The State Herbarium in Munich contains the lichen collection of Ferdinand Christian Gustav Arnold, 100,000 - 150,000 specimens collected in the nineteenth century. Hertel made a particular effort to transcribe the detailed labels from Arnold's handwriting that was difficult to read and ensured this was published so that the collection could be more easily used by others.

==Publications==
Hertel is the author or co-author of several books and scientific publications. They include:

- Peter Dobbeler and Hannes Hertel (2013) Bryophilous ascomycetes everywhere: Distribution maps of selected species on liverworts, mosses and Polytrichaceae. Hertzogia 26 (2) pp361-404

- J Hafellner, H Hertel, G Rambold and E Timdal (1994) Lecanorales pp 379-387 in Ascomycete Systematics: Problems and perspectives in the nineties ed. D L Hawksworth, NATO Advanced Science Institutes Series, Series A, Life Sciences. Plenum Press, New York.

- Edited by Hannes Hertel and Franz Oberwinkler (1985) Festschrift J. Poelt Nova Hedwigia Beihefte Verlag: Lubrecht & Cramer Ltd. ISBN 9783768254793

==Honours and awards==
In 2004 a Festschrift was held on his 65th birthday to celebrate his contributions to lichenology. Hertel was awarded the Acharius Medal for his lifetime's work that has made an outstanding contributions to lichenology in 2008.

Several genera have been named after Hertel, including Hertelidea Printzen & Kantvilas (2004), Herteliana P.James (1980); and Hertella Henssen (1985). Many species have also been named to honour Hertel.
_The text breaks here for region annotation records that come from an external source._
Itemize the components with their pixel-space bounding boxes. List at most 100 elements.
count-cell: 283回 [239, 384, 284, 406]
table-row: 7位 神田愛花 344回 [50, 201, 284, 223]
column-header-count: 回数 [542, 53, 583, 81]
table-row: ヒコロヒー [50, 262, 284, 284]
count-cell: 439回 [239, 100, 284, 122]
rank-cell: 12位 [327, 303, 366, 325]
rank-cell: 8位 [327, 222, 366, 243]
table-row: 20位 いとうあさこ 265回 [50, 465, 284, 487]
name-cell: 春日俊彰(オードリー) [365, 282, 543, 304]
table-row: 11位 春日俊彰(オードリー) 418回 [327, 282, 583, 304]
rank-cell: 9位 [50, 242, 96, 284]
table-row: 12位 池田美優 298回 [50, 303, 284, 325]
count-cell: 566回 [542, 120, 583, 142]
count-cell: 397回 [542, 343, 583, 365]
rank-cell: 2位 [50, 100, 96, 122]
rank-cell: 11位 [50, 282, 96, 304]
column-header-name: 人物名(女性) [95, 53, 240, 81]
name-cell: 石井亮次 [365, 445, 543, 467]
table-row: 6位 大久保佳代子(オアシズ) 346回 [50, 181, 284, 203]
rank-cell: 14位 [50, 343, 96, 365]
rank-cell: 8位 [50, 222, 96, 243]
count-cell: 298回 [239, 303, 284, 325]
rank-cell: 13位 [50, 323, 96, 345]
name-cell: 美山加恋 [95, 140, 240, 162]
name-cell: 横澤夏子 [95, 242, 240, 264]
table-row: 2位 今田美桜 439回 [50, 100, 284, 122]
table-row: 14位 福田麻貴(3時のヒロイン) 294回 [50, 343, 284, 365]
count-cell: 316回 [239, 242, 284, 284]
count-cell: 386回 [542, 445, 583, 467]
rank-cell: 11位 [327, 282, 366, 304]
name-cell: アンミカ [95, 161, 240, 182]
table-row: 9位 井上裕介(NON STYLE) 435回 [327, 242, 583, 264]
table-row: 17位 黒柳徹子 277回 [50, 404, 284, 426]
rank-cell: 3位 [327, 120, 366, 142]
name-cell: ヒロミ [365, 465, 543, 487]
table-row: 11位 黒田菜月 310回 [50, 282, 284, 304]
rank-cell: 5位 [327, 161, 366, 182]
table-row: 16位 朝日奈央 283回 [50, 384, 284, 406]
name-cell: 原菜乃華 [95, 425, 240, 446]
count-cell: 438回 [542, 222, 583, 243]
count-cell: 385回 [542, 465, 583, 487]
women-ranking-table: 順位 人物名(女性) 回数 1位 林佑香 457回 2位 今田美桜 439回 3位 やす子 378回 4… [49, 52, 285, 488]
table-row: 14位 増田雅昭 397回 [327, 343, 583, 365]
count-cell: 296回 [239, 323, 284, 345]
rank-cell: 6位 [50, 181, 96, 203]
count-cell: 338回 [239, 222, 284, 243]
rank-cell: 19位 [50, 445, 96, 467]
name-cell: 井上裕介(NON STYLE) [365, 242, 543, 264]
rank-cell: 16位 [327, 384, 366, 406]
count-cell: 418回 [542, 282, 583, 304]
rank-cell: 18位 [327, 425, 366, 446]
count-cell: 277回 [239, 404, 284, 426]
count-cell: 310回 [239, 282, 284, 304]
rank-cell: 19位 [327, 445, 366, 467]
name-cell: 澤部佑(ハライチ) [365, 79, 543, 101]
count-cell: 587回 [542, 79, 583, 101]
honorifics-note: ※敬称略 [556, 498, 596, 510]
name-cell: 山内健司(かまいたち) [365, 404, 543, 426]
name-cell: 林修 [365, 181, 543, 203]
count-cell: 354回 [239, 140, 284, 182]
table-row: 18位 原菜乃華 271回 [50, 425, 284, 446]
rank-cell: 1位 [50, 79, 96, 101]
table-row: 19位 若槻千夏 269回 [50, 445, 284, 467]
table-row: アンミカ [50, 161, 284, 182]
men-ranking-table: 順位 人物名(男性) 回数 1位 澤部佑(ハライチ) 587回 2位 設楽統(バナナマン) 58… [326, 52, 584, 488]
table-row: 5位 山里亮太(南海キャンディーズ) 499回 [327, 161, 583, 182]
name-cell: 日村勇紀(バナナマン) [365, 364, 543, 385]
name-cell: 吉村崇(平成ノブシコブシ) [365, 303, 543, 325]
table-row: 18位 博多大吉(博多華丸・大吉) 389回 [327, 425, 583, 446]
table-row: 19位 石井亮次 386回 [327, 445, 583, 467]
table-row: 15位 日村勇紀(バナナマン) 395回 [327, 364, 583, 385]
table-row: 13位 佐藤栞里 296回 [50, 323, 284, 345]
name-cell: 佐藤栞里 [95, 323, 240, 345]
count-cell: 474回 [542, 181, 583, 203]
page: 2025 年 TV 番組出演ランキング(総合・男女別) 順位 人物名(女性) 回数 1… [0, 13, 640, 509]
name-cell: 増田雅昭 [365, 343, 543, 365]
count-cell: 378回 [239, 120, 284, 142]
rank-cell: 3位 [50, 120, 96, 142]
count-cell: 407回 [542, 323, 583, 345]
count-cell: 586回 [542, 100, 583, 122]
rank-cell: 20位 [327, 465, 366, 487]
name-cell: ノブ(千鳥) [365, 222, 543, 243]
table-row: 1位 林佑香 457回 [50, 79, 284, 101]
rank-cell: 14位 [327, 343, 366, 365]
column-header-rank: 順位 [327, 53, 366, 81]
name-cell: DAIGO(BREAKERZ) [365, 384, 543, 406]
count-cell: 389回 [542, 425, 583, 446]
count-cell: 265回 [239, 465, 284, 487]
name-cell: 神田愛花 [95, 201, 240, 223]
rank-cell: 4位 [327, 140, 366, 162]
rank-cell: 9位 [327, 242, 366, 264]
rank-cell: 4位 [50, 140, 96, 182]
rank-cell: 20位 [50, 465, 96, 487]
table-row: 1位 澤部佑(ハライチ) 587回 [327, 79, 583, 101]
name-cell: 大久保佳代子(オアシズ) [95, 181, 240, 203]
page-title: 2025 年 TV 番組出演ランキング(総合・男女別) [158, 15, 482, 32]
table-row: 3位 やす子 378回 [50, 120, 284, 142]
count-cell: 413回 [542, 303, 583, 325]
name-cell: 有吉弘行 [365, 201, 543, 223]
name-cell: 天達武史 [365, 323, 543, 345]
These include: Biatora hertelii Printzen & Etayo (1998); Caloplaca hanneshertelii S.Y.Kondr. & Kärnefelt (2004); Caloplaca hertelii Søchting, Øvstedal & Sancho (2004); Carbacanthographis hertelii Kalb & Staiger (2004); Carbonea herteliana Hafellner & Matzer (1999); Carbonea hertelii Knoph (1999); Cornutispora herteliana Knoph (2004); Homostegia hertelii D.Hawksw., V.Atienza & M.S.Cole (2004); Lecanora herteliana Calat. & Barreno (2000); Lecidea herteliana Fryday & Coppins (2012); Lecidella herteliana Knoph & Leuckert (1994); Lobaria hertelii Sipman (2004); Placopsis hertelii D.J.Galloway (2004); Porpidia herteliana Gowan (1989); Rinodina herteliana Kaschik (2006); Roccella hertelii Mies & M.Schultz (2004); Sphagnum hertelianum H.Crum (2002); and Trapelia herteliana Fryday (2004).